Arkeologlar Derneği Antalya Şube Başkanı Sevgi Temiz, “Yeni bir bina yapılıp eserlerin oraya uygun şartlarda taşınması, mevcut binanın güçlendirilmesi ve çalışmalar bittikten sonra eserlerin tekrar oraya konması gerekir. Bu süreç çok büyük riskler barındırıyor. İki ay gibi kısa bir sürede eserleri konteynerlara koyarak taşımak hem irrasyonel hem de çok riskli” dedi.

BAŞKAN BÖCEK GÖNÜLDEN DESTEK VERİYOR

Antalya Büyükşehir Belediyesi Kent Tarihi ve Tanıtım Dairesi Başkanlığı Turizm Şube Müdürü Selma Gençel, “Antalya’da kültür ve sanat 150 bin yıl öncesine dayanıyor.
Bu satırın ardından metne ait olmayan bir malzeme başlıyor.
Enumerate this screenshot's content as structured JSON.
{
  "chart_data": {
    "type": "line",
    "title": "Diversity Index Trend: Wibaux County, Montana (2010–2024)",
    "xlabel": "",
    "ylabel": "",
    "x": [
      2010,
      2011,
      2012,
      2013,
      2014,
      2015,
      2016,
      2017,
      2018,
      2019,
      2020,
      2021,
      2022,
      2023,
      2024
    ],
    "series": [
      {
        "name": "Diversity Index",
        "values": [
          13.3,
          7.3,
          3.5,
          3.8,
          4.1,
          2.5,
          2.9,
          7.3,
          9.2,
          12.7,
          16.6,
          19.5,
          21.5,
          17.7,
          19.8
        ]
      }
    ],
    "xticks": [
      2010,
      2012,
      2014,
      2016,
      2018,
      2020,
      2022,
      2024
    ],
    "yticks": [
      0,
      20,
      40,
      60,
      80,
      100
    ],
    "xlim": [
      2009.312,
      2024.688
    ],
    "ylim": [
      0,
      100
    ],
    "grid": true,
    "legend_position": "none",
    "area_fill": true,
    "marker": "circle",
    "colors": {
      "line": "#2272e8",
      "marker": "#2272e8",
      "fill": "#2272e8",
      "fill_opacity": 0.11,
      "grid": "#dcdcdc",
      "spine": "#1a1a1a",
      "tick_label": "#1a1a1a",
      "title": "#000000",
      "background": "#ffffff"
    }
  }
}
Karain Mağarası’nda bulunan eser 150 bin yıl öncesine ait. Bunun gibi onlarca değerli eserin bulunduğu bir müzede, eserlerin nasıl ve nerede depolanacağı henüz netleşmemişken bu kadar hızlı bir uygulamaya geçilmesi kesinlikle çok yanlış. Bu sorunu başkanımıza ilettim. Ancak şu anki gelişmelerden dolayı başkanımız yalnızca gönülden destek verebiliyor” dedi.

ESERLER ÇIKTIKLARI YERDE SERGİLENMELİ

Gençel, “Eserler, çıktıkları yerlerde sergilenmelidir. Deniz, kum, güneş dünyanın her yerinde var. Ancak Antalya kadar değerli antik kentler çok az yerde bulunur. Bu anlamda, çıkan eserlerin ören yerlerinde sergilenmesi gerekir. Böylece turizmi yalnızca merkeze değil, tüm bölgeye yaymış oluruz,” dedi.

Forum, katılımcıların yıkıma engel olmak için yapılabilecekler hakkında görüş ve önerileriyle sona erdi.